Un membro del pubblico e amico dell’autore ha reso nota l’efficacia delle descrizioni, in particolare dei personaggi, chiedendogli poi se ve ne fossero alcuni che non avrebbe inserito nell’opera perché invisi. Montesano ha risposto negando qualsiasi forma di antipatia nei confronti dei suoi protagonisti e comprimari ma dichiarando di essere divertito da questi. Il divertimento provocato dall’osservazione di tratti reali ha portato Montesano alla voglia di mescolarli per farne personaggi che suscitino riso e veicolino quello che è il suo affetto per la terra e il contesto che ha in comune con loro.

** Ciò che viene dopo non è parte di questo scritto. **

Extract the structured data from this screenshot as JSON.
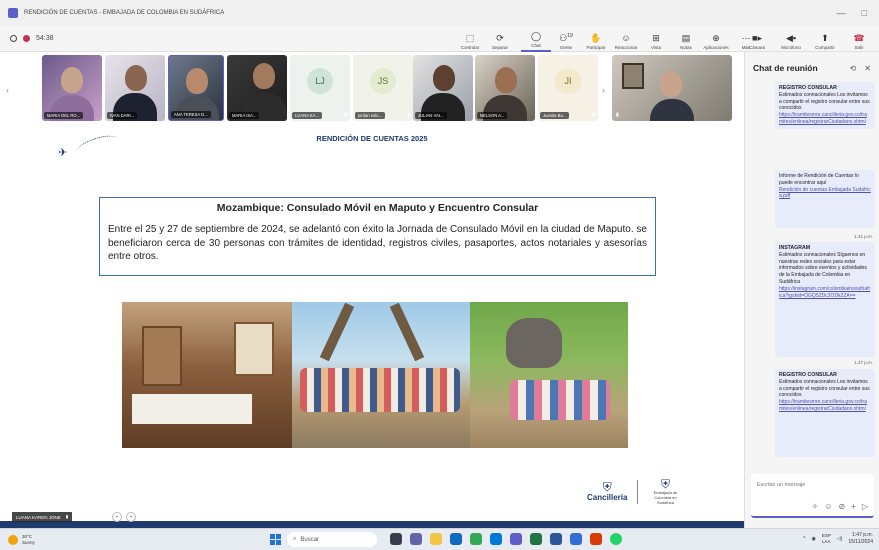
{
  "window": {
    "title": "RENDICIÓN DE CUENTAS - EMBAJADA DE COLOMBIA EN SUDÁFRICA",
    "controls": [
      "—",
      "□"
    ]
  },
  "meeting": {
    "timer": "54:38"
  },
  "toolbar": {
    "buttons": [
      {
        "label": "Controlar",
        "icon": "control-icon"
      },
      {
        "label": "Separar",
        "icon": "detach-icon"
      },
      {
        "label": "Chat",
        "icon": "chat-icon"
      },
      {
        "label": "Gente",
        "icon": "people-icon",
        "badge": "19"
      },
      {
        "label": "Participar",
        "icon": "raise-hand-icon"
      },
      {
        "label": "Reaccionar",
        "icon": "react-icon"
      },
      {
        "label": "Vista",
        "icon": "view-icon"
      },
      {
        "label": "Notas",
        "icon": "notes-icon"
      },
      {
        "label": "Aplicaciones",
        "icon": "apps-icon"
      },
      {
        "label": "Más",
        "icon": "more-icon"
      },
      {
        "label": "Cámara",
        "icon": "camera-icon"
      },
      {
        "label": "Micrófono",
        "icon": "mic-icon"
      },
      {
        "label": "Compartir",
        "icon": "share-icon"
      },
      {
        "label": "Salir",
        "icon": "leave-icon"
      }
    ]
  },
  "participants": [
    {
      "name": "MARIA DEL RO...",
      "type": "video"
    },
    {
      "name": "IVAN DARI...",
      "type": "video"
    },
    {
      "name": "ANA TERESA D...",
      "type": "video"
    },
    {
      "name": "MARIA ISA...",
      "type": "video"
    },
    {
      "name": "LUANA KA...",
      "type": "initials",
      "initials": "LJ",
      "color": "#cfe3dc"
    },
    {
      "name": "jordan solo...",
      "type": "initials",
      "initials": "JS",
      "color": "#e3ecd1"
    },
    {
      "name": "JULIAN VAI...",
      "type": "video"
    },
    {
      "name": "NELSON A...",
      "type": "video"
    },
    {
      "name": "Juanita Ba...",
      "type": "initials",
      "initials": "JI",
      "color": "#f3e9cc"
    },
    {
      "name": "",
      "type": "video"
    }
  ],
  "slide": {
    "header": "RENDICIÓN DE CUENTAS 2025",
    "title": "Mozambique: Consulado Móvil en Maputo y Encuentro Consular",
    "body": "Entre el 25 y 27 de septiembre de 2024, se adelantó con éxito la Jornada de Consulado Móvil en la ciudad de Maputo. se beneficiaron cerca de 30 personas con trámites de identidad, registros civiles, pasaportes, actos notariales y asesorías entre otros.",
    "brand": "Cancillería",
    "brand_sub": "Embajada de Colombia en Sudáfrica"
  },
  "self_view": {
    "name": "LUANA KAREN JONE"
  },
  "chat": {
    "title": "Chat de reunión",
    "messages": [
      {
        "heading": "REGISTRO CONSULAR",
        "text": "Estimados connacionales Los invitamos a compartir el registro consular entre sus conocidos",
        "link": "https://tramitesmre.cancilleria.gov.co/tramites/enlinea/registrarCiudadano.xhtml"
      },
      {
        "heading": "",
        "text": "Informe de Rendición de Cuentas lo puede encontrar aquí",
        "link": "Rendición de cuentas Embajada Sudáfrica.pdf"
      },
      {
        "time": "1:41 p.m.",
        "heading": "INSTAGRAM",
        "text": "Estimados connacionales Síguenos en nuestras redes sociales para estar informados sobre eventos y actividades de la Embajada de Colombia en Sudáfrica",
        "link": "https://instagram.com/colombiainsouthafrica?igshid=OGQ5ZDc2ODk2ZA=="
      },
      {
        "time": "1:47 p.m.",
        "heading": "REGISTRO CONSULAR",
        "text": "Estimados connacionales Los invitamos a compartir el registro consular entre sus conocidos",
        "link": "https://tramitesmre.cancilleria.gov.co/tramites/enlinea/registrarCiudadano.xhtml"
      }
    ],
    "compose_placeholder": "Escribe un mensaje"
  },
  "taskbar": {
    "weather_temp": "30°C",
    "weather_desc": "Sunny",
    "search_placeholder": "Buscar",
    "lang": "ESP",
    "lang2": "LAA",
    "time": "1:47 p.m.",
    "date": "15/11/2024"
  },
  "colors": {
    "accent": "#5b5fc7",
    "navy": "#1f3b6e",
    "leave": "#c4314b"
  }
}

Ciò che l’autore ha infuso secondo i lettori presenti è un messaggio di nostalgia. Montesano ha ammesso di aver voluto trascrivere quella che è stata la sua voglia di esperire al di là della «monade» per apprendere quanto più possibile possa arricchirlo e farlo tornare proficuamente al luogo d’origine. In questo senso, l’autore intende la sua partenza e quella di uno dei suoi personaggi come mezzo di scoperta di sé e del valore della propria origine, concepisce il viaggio in senso circolare, con un ritorno e un riversamento della propria ricchezza che acuiscano e vivifichino quella dell’unico posto per cui prova pienamente affetto.